CMS provides guidance on claims bridging ICD-10 deadline

When the ICD-10 deadline arrives on Oct. 1, 2013, there will be some transitional issues involved in switching to the new diagnostic coding set. For example, some Medicare-covered services--such as hospitalization and home healthcare--may begin before the deadline and end after it.

Recognizing this elementary fact, the Centers for Medicare and Medicaid Services has published a guide document to help healthcare organizations deal with the transition. The Medicare FFS Claims Processing Guidance for Implementing ICD-10 encompasses the general reporting of ICD-10, information on how to submit claims, and claims involving dates of service that bridge the ICD-10 implementation date.

The guidance points out that Medicare will not process claims containing ICD-10 codes for services performed before Oct. 1, 2013, and it will not process claims with ICD-9 codes for services rendered on or after that date. The agency also will not process any claims with both types of codes on them. The message is unmistakable: Oct. 1 is the dividing line between the submission of ICD-9 and ICD-10 claims.

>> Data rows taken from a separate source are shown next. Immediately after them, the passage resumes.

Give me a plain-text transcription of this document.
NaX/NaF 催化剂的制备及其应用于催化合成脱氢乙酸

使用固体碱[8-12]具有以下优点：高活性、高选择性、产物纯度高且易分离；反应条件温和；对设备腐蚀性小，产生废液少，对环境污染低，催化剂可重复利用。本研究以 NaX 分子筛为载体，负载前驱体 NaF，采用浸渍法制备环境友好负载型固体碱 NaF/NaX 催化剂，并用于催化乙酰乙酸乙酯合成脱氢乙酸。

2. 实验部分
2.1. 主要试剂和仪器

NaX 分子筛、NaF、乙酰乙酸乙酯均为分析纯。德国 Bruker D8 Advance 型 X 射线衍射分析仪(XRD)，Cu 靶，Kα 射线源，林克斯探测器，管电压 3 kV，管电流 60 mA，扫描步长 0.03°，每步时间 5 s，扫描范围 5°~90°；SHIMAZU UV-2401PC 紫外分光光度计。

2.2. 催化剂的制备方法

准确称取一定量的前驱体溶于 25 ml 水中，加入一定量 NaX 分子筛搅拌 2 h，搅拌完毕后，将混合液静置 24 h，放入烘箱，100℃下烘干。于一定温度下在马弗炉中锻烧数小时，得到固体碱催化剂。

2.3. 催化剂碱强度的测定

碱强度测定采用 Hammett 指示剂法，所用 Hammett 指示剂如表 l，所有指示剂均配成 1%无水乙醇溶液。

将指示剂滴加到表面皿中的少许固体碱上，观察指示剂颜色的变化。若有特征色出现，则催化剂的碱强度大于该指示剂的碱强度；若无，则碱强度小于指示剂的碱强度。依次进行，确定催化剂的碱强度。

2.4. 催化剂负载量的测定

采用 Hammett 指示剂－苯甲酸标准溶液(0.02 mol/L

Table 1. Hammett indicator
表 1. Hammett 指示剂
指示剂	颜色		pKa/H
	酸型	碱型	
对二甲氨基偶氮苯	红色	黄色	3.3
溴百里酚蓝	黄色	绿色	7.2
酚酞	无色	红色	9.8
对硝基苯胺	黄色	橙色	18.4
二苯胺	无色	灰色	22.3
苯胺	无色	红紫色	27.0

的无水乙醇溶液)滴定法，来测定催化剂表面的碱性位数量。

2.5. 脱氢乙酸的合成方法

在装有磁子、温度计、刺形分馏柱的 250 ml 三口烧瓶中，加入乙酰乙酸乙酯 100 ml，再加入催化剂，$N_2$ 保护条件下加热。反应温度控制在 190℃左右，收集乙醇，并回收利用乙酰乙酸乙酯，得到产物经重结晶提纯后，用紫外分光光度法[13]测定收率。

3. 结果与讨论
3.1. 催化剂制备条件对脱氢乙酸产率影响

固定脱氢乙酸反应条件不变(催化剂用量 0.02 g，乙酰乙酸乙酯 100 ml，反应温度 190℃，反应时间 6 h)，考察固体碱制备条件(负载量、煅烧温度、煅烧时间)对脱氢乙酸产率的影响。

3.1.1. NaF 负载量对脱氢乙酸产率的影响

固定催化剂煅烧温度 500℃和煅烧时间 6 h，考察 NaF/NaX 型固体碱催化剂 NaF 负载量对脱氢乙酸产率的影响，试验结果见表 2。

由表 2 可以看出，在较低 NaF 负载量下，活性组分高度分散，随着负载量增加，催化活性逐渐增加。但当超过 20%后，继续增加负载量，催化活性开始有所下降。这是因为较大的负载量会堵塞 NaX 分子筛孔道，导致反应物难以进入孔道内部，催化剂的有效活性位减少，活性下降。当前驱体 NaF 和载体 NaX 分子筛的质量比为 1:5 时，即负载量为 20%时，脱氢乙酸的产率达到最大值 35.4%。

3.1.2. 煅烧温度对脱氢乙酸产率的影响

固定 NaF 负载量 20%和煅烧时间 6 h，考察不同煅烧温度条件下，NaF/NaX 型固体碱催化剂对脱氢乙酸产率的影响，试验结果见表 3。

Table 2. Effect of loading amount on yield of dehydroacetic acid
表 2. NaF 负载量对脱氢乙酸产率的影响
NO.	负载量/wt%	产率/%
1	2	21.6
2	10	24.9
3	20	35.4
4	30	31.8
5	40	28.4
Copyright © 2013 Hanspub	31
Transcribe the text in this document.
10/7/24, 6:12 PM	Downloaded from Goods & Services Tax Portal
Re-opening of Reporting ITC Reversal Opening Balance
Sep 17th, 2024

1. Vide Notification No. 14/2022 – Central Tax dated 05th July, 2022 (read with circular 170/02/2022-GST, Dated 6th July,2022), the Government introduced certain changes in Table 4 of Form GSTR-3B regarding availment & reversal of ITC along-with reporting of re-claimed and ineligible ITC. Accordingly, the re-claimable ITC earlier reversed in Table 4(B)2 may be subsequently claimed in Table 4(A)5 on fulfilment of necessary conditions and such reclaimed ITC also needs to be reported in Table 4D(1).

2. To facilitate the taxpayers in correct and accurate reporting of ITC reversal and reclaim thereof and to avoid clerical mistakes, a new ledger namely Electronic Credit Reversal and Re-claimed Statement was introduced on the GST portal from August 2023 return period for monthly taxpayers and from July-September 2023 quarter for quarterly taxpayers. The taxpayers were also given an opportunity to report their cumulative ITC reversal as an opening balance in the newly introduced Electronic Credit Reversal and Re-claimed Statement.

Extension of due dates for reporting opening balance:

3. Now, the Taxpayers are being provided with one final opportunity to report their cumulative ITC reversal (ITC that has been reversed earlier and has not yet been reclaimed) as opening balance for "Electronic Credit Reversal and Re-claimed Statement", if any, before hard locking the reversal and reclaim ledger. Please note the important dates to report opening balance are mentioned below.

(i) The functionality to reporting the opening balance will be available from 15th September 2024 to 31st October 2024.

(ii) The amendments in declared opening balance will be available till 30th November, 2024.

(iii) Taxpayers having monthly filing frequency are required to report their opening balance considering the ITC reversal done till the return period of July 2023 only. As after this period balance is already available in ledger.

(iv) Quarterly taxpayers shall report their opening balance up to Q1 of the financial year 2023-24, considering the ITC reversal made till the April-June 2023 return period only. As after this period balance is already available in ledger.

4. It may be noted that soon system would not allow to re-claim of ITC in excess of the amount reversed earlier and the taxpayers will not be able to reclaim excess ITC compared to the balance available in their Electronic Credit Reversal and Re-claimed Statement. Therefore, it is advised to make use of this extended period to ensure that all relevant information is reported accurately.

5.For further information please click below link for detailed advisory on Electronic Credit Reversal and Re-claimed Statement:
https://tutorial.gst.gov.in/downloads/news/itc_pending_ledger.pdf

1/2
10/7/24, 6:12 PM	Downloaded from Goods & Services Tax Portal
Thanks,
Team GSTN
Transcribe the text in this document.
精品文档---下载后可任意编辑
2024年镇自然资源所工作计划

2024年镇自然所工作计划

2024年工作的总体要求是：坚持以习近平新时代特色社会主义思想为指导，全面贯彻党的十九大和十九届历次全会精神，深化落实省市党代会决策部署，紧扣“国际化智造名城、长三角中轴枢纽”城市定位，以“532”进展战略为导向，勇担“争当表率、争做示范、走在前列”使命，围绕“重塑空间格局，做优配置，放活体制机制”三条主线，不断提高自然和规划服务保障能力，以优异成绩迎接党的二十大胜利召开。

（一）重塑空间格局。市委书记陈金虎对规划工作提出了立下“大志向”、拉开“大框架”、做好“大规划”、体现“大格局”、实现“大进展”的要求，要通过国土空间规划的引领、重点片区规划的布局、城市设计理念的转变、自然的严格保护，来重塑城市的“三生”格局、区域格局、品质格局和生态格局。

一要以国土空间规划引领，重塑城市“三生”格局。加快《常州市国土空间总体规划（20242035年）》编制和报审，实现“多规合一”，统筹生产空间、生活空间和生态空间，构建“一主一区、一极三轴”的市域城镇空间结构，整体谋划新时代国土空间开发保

For claims that span the deadline, CMS provides a table that shows how healthcare institutions and professionals should address different kinds of situations. For example, when patients are admitted before Oct. 1 and discharged afterward, acute-care hospitals should bill the entire inpatient stay using ICD-10. But a physician who cares for a patient admitted before Oct. 1 and discharged afterward should submit two claims. The first claim, for services provided prior to the deadline, should use ICD-9 codes. The second claim, for services rendered on or after Oct. 1, should use ICD-10.

Among the other care settings cited in the guidance are outpatient hospitals, non-patient laboratory services, swing beds, skilled nursing facilities, home health care, rural health care clinics, dialysis clinics, federally qualified health clinics, outpatient therapy and rehab facilities, community mental health clinics, hospices, and critical access hospitals.